Roma Community in Albania
A widespread minority in Albania is the Roma minority. Roma minority live here for more than 600 years (Kolsti, 1991). They came from India shortly before the Ottoman conquest in the middle of XV century. The Roma and Team of the Council of Europe has highlighted that Roma in Albania are officially recognised as a national minority according to law No. 96/2017 on the “Protection of National Minorities in the Republic of Albania”, which was adopted on 13 October 2017 by the Albanian parliament.
According to Robert Elsie, the Romani number between 60,000 and 100,000 people. A 1994 estimation put the number at 95,000 Roma in Albania. The ERRC estimates 120,000 Roma in Albania. The most recent 2011 census counted 8301 Romani in Albania but it has been accused of drastically undercounting the number of Romani in the country, drawing criticism from the Council of Europe.
Romani communities are found all over the country; the largest are found in central and southeast Albania in regions like Tirana, Durresi, Elbasan, Fieri, Berati, Korca, Pogradeci, Bilishti, Gjirokastra, Delvina, Kruja, Shkodra, etc. In Albania, there are many groups referred to as Roma including Kabuzis, Meckars, Kurtofs and Cergars tribes – Shkodrani and Besaqe Roma. Another ethnic group which originates from Egypt is the Jevgs, who are generally perceived to be Romani.
The poverty rate among Roma in Albania is particularly high (78%), in relation to the majority (22%).
Contrary to the expectations of many foreigners, investigations have found that discrimination against Roma in Albania is typically subtle rather than overt, and Roma typically do not face any open discrimination.
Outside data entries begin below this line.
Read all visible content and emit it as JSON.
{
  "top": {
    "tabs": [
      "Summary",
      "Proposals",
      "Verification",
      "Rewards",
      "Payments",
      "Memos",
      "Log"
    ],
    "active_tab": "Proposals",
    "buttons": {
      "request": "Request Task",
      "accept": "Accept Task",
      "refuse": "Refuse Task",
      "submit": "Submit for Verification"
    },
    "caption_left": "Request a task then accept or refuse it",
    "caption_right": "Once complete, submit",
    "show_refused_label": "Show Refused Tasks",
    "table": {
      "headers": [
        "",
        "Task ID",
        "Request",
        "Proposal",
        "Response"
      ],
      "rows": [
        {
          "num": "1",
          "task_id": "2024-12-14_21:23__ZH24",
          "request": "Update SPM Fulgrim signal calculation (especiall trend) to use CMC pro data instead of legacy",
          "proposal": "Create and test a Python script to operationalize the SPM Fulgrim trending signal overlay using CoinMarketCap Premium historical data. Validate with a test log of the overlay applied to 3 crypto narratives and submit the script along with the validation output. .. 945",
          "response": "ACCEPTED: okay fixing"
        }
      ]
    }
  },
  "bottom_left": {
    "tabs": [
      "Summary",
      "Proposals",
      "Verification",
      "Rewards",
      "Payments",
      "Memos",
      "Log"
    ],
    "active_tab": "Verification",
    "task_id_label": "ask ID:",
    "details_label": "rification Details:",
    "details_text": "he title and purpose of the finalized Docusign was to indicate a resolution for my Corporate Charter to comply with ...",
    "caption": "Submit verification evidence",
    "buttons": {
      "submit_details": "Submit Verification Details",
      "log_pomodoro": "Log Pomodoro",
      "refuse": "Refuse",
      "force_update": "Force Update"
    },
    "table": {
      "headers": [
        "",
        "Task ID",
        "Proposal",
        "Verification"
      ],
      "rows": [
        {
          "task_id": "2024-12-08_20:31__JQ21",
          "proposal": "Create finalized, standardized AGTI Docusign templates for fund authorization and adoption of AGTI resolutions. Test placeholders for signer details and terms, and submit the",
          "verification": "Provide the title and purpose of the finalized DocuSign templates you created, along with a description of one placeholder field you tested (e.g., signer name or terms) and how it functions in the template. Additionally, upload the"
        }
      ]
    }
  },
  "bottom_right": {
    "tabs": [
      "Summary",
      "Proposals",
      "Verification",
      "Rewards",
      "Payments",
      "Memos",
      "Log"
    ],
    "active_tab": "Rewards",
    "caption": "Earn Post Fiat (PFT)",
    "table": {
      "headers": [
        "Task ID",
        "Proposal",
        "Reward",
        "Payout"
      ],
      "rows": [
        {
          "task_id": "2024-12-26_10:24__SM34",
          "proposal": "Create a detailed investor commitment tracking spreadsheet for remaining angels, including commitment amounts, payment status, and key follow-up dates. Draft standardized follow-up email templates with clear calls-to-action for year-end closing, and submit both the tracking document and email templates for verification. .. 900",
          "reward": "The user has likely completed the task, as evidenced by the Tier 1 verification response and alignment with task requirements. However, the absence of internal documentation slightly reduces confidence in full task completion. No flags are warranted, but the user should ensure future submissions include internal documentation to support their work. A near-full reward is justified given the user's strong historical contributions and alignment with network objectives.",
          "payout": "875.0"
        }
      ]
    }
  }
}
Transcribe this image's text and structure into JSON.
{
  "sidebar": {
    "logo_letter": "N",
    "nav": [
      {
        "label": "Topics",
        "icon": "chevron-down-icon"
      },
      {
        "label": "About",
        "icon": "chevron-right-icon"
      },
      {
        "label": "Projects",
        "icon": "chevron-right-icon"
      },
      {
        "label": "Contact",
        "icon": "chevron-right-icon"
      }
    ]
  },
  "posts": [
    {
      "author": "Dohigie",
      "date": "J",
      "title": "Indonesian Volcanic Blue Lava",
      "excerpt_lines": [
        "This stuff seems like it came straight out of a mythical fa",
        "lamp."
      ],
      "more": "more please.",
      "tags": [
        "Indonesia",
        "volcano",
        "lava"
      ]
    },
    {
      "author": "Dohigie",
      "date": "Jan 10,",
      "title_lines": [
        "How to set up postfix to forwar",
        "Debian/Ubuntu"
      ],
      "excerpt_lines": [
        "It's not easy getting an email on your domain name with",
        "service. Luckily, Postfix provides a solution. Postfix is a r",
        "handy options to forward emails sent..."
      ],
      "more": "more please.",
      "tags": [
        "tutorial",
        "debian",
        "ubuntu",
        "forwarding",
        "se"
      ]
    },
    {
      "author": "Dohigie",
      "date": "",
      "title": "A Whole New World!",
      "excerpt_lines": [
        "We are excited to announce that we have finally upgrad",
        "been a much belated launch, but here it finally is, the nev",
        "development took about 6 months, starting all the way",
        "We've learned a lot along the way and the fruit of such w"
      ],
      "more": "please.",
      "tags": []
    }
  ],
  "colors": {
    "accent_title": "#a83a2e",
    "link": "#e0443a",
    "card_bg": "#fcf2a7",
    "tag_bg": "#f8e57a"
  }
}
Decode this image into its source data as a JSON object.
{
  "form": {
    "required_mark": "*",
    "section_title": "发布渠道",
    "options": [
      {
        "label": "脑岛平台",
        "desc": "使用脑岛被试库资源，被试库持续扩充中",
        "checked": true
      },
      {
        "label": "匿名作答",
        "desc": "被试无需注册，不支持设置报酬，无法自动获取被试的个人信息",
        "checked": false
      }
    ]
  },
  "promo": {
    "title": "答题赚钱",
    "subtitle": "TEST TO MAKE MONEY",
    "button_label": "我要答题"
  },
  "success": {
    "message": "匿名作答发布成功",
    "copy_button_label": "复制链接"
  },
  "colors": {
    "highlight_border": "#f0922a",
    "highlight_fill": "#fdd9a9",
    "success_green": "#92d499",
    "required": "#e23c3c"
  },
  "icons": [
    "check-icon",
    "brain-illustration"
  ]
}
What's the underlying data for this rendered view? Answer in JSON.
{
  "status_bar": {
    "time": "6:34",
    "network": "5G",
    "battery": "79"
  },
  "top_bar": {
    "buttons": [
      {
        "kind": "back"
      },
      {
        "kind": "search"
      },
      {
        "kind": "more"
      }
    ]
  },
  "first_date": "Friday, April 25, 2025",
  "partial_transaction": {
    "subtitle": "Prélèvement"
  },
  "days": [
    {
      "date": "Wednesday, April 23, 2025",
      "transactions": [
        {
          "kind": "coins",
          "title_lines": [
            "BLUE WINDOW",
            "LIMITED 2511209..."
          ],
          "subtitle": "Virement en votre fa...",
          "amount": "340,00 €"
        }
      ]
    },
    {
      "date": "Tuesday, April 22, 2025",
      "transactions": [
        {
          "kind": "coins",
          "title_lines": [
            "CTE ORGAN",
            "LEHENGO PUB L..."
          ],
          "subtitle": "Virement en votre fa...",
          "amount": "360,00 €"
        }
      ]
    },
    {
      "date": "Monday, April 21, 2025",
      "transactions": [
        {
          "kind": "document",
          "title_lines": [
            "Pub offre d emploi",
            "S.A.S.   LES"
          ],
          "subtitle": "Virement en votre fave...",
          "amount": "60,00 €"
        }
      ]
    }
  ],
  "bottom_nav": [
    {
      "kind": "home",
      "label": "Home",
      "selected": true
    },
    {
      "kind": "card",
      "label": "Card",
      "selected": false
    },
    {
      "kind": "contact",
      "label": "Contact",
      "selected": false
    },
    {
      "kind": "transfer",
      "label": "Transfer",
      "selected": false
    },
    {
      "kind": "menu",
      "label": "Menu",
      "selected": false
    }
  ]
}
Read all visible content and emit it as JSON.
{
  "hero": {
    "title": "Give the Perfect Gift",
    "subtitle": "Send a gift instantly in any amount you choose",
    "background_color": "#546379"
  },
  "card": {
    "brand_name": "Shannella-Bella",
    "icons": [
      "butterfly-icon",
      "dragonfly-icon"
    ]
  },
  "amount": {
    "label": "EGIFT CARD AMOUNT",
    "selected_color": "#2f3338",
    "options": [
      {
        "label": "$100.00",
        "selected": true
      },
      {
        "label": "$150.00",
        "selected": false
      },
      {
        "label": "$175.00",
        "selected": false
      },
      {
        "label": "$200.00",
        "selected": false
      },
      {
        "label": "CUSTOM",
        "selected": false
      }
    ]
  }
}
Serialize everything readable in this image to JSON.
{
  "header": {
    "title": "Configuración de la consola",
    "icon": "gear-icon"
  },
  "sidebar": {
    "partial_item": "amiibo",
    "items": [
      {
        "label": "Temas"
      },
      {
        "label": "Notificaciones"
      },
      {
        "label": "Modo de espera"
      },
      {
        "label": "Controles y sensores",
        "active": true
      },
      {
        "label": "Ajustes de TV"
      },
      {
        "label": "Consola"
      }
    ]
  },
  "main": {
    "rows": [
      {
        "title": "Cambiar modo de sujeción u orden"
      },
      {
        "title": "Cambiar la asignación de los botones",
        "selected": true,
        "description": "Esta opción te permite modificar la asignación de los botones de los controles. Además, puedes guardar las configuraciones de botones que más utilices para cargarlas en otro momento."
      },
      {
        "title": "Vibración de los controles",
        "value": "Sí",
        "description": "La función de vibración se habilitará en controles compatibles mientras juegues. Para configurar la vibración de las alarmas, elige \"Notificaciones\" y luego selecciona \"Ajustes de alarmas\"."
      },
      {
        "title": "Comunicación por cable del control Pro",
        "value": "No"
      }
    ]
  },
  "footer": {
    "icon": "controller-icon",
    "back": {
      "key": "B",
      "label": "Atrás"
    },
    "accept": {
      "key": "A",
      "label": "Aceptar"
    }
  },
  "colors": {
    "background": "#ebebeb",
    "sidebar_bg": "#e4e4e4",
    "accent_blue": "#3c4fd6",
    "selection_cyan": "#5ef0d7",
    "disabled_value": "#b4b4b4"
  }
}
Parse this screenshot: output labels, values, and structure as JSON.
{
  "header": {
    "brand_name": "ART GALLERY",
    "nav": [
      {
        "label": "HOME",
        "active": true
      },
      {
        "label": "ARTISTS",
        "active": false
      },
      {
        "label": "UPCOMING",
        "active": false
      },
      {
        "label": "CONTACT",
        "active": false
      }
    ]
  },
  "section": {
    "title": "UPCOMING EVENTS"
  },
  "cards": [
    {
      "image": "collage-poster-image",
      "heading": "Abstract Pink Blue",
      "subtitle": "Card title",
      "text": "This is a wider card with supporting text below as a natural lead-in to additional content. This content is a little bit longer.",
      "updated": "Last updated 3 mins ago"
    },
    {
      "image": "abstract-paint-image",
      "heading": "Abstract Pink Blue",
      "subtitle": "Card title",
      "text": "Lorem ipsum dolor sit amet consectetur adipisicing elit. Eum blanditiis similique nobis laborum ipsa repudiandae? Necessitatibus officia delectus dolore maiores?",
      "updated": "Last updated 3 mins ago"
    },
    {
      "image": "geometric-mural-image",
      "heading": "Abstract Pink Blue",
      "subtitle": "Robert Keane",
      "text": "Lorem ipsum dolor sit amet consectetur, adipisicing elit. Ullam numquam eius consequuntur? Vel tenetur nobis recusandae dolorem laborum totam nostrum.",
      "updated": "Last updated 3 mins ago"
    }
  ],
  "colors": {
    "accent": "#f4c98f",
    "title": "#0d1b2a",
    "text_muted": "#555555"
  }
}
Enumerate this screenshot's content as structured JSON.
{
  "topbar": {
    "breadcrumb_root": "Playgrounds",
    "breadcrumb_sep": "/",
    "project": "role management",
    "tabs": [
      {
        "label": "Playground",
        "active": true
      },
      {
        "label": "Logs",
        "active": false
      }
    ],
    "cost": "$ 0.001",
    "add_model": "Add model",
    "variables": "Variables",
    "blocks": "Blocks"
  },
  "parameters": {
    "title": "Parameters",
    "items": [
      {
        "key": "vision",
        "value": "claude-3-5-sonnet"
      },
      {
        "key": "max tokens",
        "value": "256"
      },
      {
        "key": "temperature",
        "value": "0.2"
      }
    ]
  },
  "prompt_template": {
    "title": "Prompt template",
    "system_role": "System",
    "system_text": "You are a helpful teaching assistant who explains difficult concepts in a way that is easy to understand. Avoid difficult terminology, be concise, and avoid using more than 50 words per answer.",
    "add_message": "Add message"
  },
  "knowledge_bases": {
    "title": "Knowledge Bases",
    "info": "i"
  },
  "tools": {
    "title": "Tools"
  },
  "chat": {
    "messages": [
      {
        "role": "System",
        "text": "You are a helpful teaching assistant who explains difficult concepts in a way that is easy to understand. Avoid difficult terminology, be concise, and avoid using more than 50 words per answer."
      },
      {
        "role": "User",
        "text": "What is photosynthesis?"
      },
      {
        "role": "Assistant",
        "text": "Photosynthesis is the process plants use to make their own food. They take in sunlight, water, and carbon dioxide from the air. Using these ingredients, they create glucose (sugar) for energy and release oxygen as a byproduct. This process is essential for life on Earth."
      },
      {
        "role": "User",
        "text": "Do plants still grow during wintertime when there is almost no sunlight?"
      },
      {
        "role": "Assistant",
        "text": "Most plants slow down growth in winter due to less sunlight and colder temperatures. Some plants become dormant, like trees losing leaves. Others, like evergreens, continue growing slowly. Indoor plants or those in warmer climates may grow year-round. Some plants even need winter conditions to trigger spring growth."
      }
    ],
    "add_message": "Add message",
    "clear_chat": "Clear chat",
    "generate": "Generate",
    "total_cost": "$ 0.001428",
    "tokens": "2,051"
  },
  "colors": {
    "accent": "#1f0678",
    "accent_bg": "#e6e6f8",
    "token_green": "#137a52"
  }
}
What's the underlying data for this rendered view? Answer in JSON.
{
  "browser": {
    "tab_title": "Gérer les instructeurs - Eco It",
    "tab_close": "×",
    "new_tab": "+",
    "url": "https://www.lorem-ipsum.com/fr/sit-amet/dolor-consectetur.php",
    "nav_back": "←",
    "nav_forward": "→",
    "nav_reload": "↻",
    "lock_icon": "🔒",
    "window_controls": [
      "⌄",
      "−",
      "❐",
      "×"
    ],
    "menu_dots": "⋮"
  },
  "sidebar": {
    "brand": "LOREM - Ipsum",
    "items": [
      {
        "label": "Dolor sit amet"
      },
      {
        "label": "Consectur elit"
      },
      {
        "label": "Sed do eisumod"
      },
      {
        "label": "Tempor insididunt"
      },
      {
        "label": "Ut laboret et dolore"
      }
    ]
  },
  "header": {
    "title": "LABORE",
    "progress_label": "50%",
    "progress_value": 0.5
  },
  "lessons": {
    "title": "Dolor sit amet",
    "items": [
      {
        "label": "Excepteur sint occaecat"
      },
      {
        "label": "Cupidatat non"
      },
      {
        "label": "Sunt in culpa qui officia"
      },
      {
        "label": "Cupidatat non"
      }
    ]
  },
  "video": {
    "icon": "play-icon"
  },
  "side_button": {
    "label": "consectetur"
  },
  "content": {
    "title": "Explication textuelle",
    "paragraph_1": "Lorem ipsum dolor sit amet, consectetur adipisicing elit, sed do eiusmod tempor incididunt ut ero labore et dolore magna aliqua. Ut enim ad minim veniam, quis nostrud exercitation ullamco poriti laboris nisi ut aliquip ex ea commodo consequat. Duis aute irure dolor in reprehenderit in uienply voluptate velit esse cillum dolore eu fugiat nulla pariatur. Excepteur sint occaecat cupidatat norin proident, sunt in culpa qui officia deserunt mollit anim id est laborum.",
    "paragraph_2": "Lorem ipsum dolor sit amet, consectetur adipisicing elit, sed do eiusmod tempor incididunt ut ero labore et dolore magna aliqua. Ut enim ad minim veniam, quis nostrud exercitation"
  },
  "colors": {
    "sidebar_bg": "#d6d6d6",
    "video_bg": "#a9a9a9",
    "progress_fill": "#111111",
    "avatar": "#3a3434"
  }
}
In some cases, relations between Roma on one hand and the Albanian majority and other “gadjo” groups on the other is often quite cordial in the rural, traditional and “non-profit life” and both the majority of the Albanian intelligentsia and the working class are said to typically have positive views of Roma, who rarely if ever are cast as an “ethnic enemy”. On the other hand, “gadjos” may be reluctant to accept Roma as equals in the urban and “profit-making life”. However, Roma may suffer from the refusal to recognize the distinctness of their identity and traditions while Roma complain that although Albanians do not openly express derision, they may view Roma as poor, dirty, stupid, noisy and involved in theft, and as a result they are widely but tacitly discriminated against in the job market.
During the communist period, Roma of Gjirokastra, Korça, Tirana and Berati worked in handcraft enterprises. However, eventually demand for their products declined, and the enterprises were mostly shut down as Albania transitioned away from communism.
In 2007, it was written by a Roma organization that about 90% of Roma are unemployed, 40% of Roma have bad living conditions, 20% don’t have the resources necessary to buy medicine, 40% of Roma families ask their kids to work rather than complete education to fulfill primary familial needs, and that the literacy rate of Roma has fallen since the end of communism, and is now 47.6%, with more women illiterate than men, with all these problems being attributed to a “bustle for racism”.
Since the early 80s at the initiative of the Council of Europe and later of the European Commission, the education of Roma minority has been the focus of systematic studies. Socio-economic situation of the Roma minority can change through education. The education for Roma children is a social issue with implications that lie beyond the field of education, and also a community issue with major implications for all people together, not just individually. The purpose of education is to give people tools and means of independence, promoting diversity and respect for different identities is possible only when everyone – especially the identities of minorities-advantage proper means to an active adaptation. Education is a crucial challenge for the Roma minority.